From the very beginning, America has struggled with a dark underside of paranoia, fear, insecurity. We were the little cluster of colonies intimidated by the English monarch. We were a ragtag little army threatened by the English military.
Then, against all odds, we established our own government and our sense of being threatened, rather than disappearing, was simply transferred to a fear of our own government. Our first attempt at a constitution, called the Articles of Confederation, gave so little power to the national government that it could barely function after the Revolutionary War.
So the Articles were scrapped and a new Constitution was created. We boast of it so often that we usually forget it is a seriously flawed document. There were three areas of major contention. One was slavery, a moral affront in the north but an economic necessity in the south. The issue was not resolved by the new Constitution and even today we have a serious problem with the residue of slavery: racism.
Tangled up with this issue was that of the relation between the government and the individual on one hand and that between the federal and state governments on the other. The first was addressed fairly well in a series of ten corrections — called the Bill of Rights — while the second was handled by the creation of a system of government marked by a delicate balance of powers, of checks and balances.
The paranoia is still with us and has been smoldering in the dank recesses of talk radio and its great love of conspiracy theories. trump, not caring in the slightest about what is good for America, discovered that he could build a winning campaign on the base of this, the sickest dimension of the American character.

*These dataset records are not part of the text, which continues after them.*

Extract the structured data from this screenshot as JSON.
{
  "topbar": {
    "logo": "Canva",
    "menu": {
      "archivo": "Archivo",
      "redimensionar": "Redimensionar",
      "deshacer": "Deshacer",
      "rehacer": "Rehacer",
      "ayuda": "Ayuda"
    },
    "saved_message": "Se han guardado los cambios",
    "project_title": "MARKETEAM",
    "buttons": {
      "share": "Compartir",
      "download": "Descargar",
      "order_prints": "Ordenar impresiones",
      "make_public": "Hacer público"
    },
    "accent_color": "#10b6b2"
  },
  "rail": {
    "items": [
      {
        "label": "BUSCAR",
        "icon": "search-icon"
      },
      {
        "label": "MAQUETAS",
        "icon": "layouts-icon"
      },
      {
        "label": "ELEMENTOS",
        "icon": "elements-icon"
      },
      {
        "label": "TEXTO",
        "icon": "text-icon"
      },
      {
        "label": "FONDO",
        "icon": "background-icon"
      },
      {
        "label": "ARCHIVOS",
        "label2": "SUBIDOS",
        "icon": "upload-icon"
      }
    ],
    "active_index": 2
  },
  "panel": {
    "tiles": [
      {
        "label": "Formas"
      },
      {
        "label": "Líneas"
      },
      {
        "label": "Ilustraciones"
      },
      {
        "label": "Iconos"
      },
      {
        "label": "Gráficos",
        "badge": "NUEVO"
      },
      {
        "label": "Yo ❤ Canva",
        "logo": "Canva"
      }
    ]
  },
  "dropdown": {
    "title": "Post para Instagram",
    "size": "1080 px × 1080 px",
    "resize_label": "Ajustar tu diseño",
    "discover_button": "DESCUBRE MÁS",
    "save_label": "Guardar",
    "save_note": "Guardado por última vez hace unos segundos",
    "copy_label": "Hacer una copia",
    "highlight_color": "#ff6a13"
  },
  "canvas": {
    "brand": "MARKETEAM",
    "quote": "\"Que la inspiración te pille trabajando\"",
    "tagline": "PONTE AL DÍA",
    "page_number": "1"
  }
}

He has also magnified the tendency of our two major parties to destroy the checks and balances by each struggling to dominate the three branches of government: the executive, legislative, and judicial branches.
And, as has usually been the case, the argument for increased States’ Rights is just a cover for the evil that dominates many of our states, especially in the south.

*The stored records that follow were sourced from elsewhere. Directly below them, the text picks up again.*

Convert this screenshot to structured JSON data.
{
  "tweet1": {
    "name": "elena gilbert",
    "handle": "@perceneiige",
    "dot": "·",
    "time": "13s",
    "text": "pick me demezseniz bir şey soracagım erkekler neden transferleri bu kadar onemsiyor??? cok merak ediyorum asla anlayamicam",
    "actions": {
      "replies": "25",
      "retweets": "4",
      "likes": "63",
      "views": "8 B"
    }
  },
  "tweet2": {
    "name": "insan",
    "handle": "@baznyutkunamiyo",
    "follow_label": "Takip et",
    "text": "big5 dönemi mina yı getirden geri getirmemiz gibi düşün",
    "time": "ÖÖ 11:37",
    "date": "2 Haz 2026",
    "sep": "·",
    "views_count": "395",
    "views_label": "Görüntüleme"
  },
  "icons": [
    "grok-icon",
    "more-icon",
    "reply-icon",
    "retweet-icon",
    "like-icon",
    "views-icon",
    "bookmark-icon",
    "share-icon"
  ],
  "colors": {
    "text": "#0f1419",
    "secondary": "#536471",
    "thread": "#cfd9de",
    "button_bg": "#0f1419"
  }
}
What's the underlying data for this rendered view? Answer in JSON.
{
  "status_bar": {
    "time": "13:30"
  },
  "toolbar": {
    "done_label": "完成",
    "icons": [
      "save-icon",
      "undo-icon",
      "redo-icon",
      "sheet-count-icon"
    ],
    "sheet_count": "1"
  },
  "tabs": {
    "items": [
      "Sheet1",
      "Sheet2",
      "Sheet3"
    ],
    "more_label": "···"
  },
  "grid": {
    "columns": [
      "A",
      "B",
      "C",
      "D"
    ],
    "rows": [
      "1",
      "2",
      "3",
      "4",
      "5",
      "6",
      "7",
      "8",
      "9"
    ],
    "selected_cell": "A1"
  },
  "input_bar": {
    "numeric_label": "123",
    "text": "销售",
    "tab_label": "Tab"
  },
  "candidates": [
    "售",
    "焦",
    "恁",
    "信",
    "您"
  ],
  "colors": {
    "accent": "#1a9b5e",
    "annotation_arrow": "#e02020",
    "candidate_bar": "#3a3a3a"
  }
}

Having undertaken, for the Glory of God, and advancements of the Christian faith and honor of our King and Country, a voyage to plant the first colony in the Northern parts of Virginia, [we]do by these presents, solemnly and mutually, in the presence of God, and one another, covenant and combine ourselves together into a civil body politic; for our better ordering, and preservation and furtherance of the ends aforesaid; and by virtue hereof to enact, constitute, and frame, such just and equal laws, ordinances, acts, constitutions, and offices, from time to time, as shall be thought most meet and convenient for the general good of the colony; unto which we promise all due submission and obedience. (Mayflower Compact)
We hold these truths to be self-evident, that all men are created equal, that they are endowed by their Creator with certain unalienable Rights, that among these are Life, Liberty and the pursuit of Happiness.–That to secure these rights, Governments are instituted among Men, deriving their just powers from the consent of the governed. . .(Declaration of Independence)
We the People of the United States, in Order to form a more perfect Union, establish Justice, insure domestic Tranquility, provide for the common defence, promote the general Welfare, and secure the Blessings of Liberty to ourselves and our Posterity, do ordain and establish this Constitution for the United States of America. (US Constitution)
Those words have never seemed so fragile as they do today. Millions of our citizens, now freshly encouraged by our President-elect, completely reject the idea that America is the land of the free and home of the brave, that we are a nation devoted to liberty and justice for all.
Falling short of ideals is a common habit in the human race. Rejecting those ideals, however, is far more serious. When we reject the lofty ideals by which we are to measure good and bad, we are in a position of severe moral weakness. And that leaves us vulnerable to a thousand ways in which the human spirit can be extinguished.